Similar assumptions are conceivable for XPA’s interaction with RPA. XPA was shown bind DNA only with moderate affinity, which significantly increases upon interaction with RPA ⁵⁰⁹. Here, PARylation might be involved in mediating this protein-protein interaction and thus XPA’s affinity for the lesion site.

Simultaneously to the search for additional PBMs in XPA, three promising in-silico identified PBMs of HERC2 were analysed (Figure 4.20B). All three peptides were found positive, identifying HERC2 as a novel PAR-binder. This is of interest, since this protein is a central regulator of XPA’s turnover.
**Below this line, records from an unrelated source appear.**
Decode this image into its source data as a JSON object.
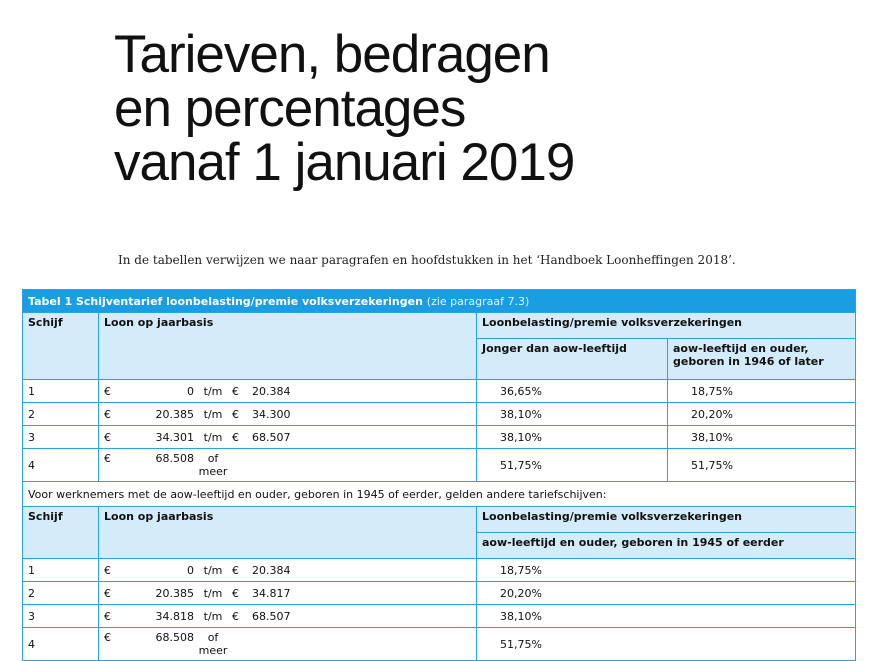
{
  "title": {
    "line1": "Tarieven, bedragen",
    "line2": "en percentages",
    "line3": "vanaf 1 januari 2019"
  },
  "intro": "In de tabellen verwijzen we naar paragrafen en hoofdstukken in het ‘Handboek Loonheffingen 2018’.",
  "table": {
    "caption": "Tabel 1   Schijventarief loonbelasting/premie volksverzekeringen",
    "caption_ref": "(zie paragraaf 7.3)",
    "headers": {
      "schijf": "Schijf",
      "loon": "Loon op jaarbasis",
      "lb": "Loonbelasting/premie volksverzekeringen",
      "jonger": "Jonger dan aow-leeftijd",
      "aow_later": "aow-leeftijd en ouder, geboren in 1946 of later"
    },
    "rows1": [
      {
        "schijf": "1",
        "cur": "€",
        "from": "0",
        "mid": "t/m",
        "cur2": "€",
        "to": "20.384",
        "p1": "36,65%",
        "p2": "18,75%"
      },
      {
        "schijf": "2",
        "cur": "€",
        "from": "20.385",
        "mid": "t/m",
        "cur2": "€",
        "to": "34.300",
        "p1": "38,10%",
        "p2": "20,20%"
      },
      {
        "schijf": "3",
        "cur": "€",
        "from": "34.301",
        "mid": "t/m",
        "cur2": "€",
        "to": "68.507",
        "p1": "38,10%",
        "p2": "38,10%"
      },
      {
        "schijf": "4",
        "cur": "€",
        "from": "68.508",
        "mid": "of meer",
        "cur2": "",
        "to": "",
        "p1": "51,75%",
        "p2": "51,75%"
      }
    ],
    "note": "Voor werknemers met de aow-leeftijd en ouder, geboren in 1945 of eerder, gelden andere tariefschijven:",
    "headers2": {
      "schijf": "Schijf",
      "loon": "Loon op jaarbasis",
      "lb": "Loonbelasting/premie volksverzekeringen",
      "aow_eerder": "aow-leeftijd en ouder, geboren in 1945 of eerder"
    },
    "rows2": [
      {
        "schijf": "1",
        "cur": "€",
        "from": "0",
        "mid": "t/m",
        "cur2": "€",
        "to": "20.384",
        "p": "18,75%"
      },
      {
        "schijf": "2",
        "cur": "€",
        "from": "20.385",
        "mid": "t/m",
        "cur2": "€",
        "to": "34.817",
        "p": "20,20%"
      },
      {
        "schijf": "3",
        "cur": "€",
        "from": "34.818",
        "mid": "t/m",
        "cur2": "€",
        "to": "68.507",
        "p": "38,10%"
      },
      {
        "schijf": "4",
        "cur": "€",
        "from": "68.508",
        "mid": "of meer",
        "cur2": "",
        "to": "",
        "p": "51,75%"
      }
    ]
  }
}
Via its E3 ubiquitin ligase activity, it marks XPA for degradation. XPA is a comparably short lived protein and protein levels oscillate according to the circadian clock ⁵²⁰. Further, upon UV-irradiation degradation of XPA is reduced, probably due to destabilization of the XPA-HERC2 interaction as a result of deacetylation of K63 and K67 by SIRT1 ⁵¹⁵. An additional layer of protein level control could be facilitated by rapid PAR-dependent regulation of HERC2 activity. Here, it can be assumed, that UV-irradiation stimulates PARP-1, which in turn controls HERC2 activity via non-covalent PAR interaction with its PBMs. This might contribute to the orchestration of protein levels of DNA repair factors, such as XPA, in response to DNA damage. Crosstalk between PARylation and ubiquitination has been shown in several pathways. The majority of the WWE domain containing proteins as well as one PBZ containing protein are E3 ubiquitin ligases ⁶⁰. Further, PARylation of axin was identified to be a prerequisite for ubiquitin mediated degradation (Wnt/β-catenin signalling). On the other hand, PARylation interfered with ubiquitination of the NER factor DDB2, thus stabilizing protein levels ^60,483. Of note, HERC2 is an important ubiquitin ligase involved in mediating degradation of several DNA repair associated proteins (e.g. BRCA1) ⁵²¹. Anyhow, the identification of HERC2 as a PAR-binder marks the first ubiquitin ligase interacting with PAR via the PBM. Analysis of the functional consequences of a HERC2-PAR interaction might help to understand the dynamic processes occurring at lesion sites in the context of UV-irradiation, or on a broader perspective, in the general regulation of DNA repair factors in response to genotoxic stress-induced PARylation.